Type error on stderr computation of accuracy
RenatoGeh opened this issue · comments
Hello,
I'm trying to evaluate on the ai2_arc
task group, but I keep getting this exception.
File "/home/renatolg/.local/lib/python3.10/site-packages/lm_eval/evaluator.py", line 234, in simple_evaluate
results = evaluate(
File "/home/renatolg/.local/lib/python3.10/site-packages/lm_eval/utils.py", line 288, in _wrapper
return fn(*args, **kwargs)
File "/home/renatolg/.local/lib/python3.10/site-packages/lm_eval/evaluator.py", line 514, in evaluate
] = lm_eval.api.metrics.pooled_sample_stderr(stderrs, sizes)
File "/home/renatolg/.local/lib/python3.10/site-packages/lm_eval/api/metrics.py", line 462, in pooled_sample_stderr
sum([(size - 1) * stderr**2 * size for size, stderr in zip(sizes, stderrs)])
File "/home/renatolg/.local/lib/python3.10/site-packages/lm_eval/api/metrics.py", line 462, in <listcomp>
sum([(size - 1) * stderr**2 * size for size, stderr in zip(sizes, stderrs)])
TypeError: unsupported operand type(s) for ** or pow(): 'list' and 'int'
Some quick debugging shows stderr = [[], []]
, while results
in evaluator.py:514
has value
results = defaultdict(<class 'dict'>, {'arc_easy': {'acc,none': 0.7133838383838383, 'samples': 2376, 'acc_stderr,none': [], 'acc_norm,none': 0.6586700336700336, 'acc_norm_stderr,none': []}, 'arc_challenge': {'acc,none': 0.3890784982935154, 'samples': 1172, 'acc_stderr,none': [], 'acc_norm,none': 0.4087030716723549, 'acc_norm_stderr,none': []}, 'ai2_arc': {'acc,none': 0.6062570462232244}})

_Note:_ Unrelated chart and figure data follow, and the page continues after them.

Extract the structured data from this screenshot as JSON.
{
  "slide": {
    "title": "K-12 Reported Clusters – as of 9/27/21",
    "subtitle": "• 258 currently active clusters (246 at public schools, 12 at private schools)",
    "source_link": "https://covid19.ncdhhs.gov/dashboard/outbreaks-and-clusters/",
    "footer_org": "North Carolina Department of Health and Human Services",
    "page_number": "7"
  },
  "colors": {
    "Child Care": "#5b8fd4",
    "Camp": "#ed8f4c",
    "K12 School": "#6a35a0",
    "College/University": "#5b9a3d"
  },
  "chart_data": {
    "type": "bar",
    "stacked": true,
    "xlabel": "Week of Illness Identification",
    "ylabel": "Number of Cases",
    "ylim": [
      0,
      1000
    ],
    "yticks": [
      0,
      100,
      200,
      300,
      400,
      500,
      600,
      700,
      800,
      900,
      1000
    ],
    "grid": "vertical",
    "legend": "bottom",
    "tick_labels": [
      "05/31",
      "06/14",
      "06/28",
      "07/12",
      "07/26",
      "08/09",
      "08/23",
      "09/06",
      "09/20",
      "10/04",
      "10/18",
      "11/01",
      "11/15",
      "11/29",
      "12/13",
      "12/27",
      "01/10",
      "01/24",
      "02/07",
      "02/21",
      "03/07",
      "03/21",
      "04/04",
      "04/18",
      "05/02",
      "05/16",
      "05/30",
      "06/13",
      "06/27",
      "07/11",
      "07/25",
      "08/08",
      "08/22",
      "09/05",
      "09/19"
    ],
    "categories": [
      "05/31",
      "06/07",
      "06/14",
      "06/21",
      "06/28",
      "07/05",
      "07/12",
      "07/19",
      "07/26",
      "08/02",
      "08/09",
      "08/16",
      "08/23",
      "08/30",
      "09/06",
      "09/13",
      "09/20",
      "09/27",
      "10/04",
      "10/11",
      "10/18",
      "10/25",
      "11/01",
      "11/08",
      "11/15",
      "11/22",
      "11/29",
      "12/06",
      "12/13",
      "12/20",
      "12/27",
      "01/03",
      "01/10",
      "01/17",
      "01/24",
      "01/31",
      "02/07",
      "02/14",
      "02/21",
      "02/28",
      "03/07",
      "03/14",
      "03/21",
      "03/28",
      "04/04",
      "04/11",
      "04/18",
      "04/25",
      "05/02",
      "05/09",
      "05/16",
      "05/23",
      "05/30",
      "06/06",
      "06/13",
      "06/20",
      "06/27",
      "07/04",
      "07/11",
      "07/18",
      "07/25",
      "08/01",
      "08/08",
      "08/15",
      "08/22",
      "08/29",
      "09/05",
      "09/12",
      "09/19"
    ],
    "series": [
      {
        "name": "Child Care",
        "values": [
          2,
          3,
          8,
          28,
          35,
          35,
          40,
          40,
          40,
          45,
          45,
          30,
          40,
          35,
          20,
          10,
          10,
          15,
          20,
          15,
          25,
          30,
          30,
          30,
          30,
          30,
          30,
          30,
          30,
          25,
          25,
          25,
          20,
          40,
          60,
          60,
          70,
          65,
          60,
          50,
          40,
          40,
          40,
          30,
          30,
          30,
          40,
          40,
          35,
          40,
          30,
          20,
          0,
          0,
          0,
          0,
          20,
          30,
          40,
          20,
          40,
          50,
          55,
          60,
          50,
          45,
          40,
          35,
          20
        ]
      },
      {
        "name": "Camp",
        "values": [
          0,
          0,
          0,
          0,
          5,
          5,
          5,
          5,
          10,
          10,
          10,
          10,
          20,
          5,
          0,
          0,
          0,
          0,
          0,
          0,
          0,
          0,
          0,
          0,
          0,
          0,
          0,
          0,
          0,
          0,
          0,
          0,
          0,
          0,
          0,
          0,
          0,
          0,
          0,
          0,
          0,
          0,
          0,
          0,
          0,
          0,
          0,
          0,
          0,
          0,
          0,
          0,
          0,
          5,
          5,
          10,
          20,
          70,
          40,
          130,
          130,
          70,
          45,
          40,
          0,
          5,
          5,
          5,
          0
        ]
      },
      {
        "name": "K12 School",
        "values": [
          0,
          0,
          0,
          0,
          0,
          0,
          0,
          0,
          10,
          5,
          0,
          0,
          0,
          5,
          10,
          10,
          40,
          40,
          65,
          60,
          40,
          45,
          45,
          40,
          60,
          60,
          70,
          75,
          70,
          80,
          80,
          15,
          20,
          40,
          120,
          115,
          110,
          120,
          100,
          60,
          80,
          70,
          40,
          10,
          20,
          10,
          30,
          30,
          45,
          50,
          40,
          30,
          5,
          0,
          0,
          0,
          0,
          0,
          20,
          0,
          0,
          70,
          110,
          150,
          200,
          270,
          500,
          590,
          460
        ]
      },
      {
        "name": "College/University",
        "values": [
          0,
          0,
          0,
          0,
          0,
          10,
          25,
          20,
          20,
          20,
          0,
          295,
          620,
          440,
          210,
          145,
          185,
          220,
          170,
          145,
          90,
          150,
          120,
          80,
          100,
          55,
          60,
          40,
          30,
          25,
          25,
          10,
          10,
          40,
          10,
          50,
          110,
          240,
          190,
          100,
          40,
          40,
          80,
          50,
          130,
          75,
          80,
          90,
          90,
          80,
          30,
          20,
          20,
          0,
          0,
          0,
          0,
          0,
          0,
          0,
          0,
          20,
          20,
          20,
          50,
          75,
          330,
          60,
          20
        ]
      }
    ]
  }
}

It seems harness is having trouble computing the standard deviation of accuracy when faced with several tasks.
Is this a bug or am I doing something wrong here? Is there an option to disable these statistics and only get accuracy or do I have to manually change the code so it skips this function?
Thanks
What is the command you are running?
Can't seem to reproduce with lm_eval --model hf --tasks ai2_arc
, is this issue persisting?
Are there any changes you've made to the code?
I have managed to pinpoint exactly which flag causes this error. Here's a reproducible minimal example:
import lm_eval, torch
mgr = lm_eval.tasks.TaskManager()
lm_eval.simple_evaluate(model=lm_eval.models.huggingface.HFLM(pretrained="google/gemma-2b", dtype=torch.float32),
device="cuda", tasks=["ai2_arc"], limit=10, bootstrap_iters=0)
The error disappears when omitting the option bootstrap_iters=0
.
It now makes sense why the exception is being raised. However, it is unclear from documentation what bootstrap_iters
is supposed to be without going through the code.
#1789 should fix this--let me know if not!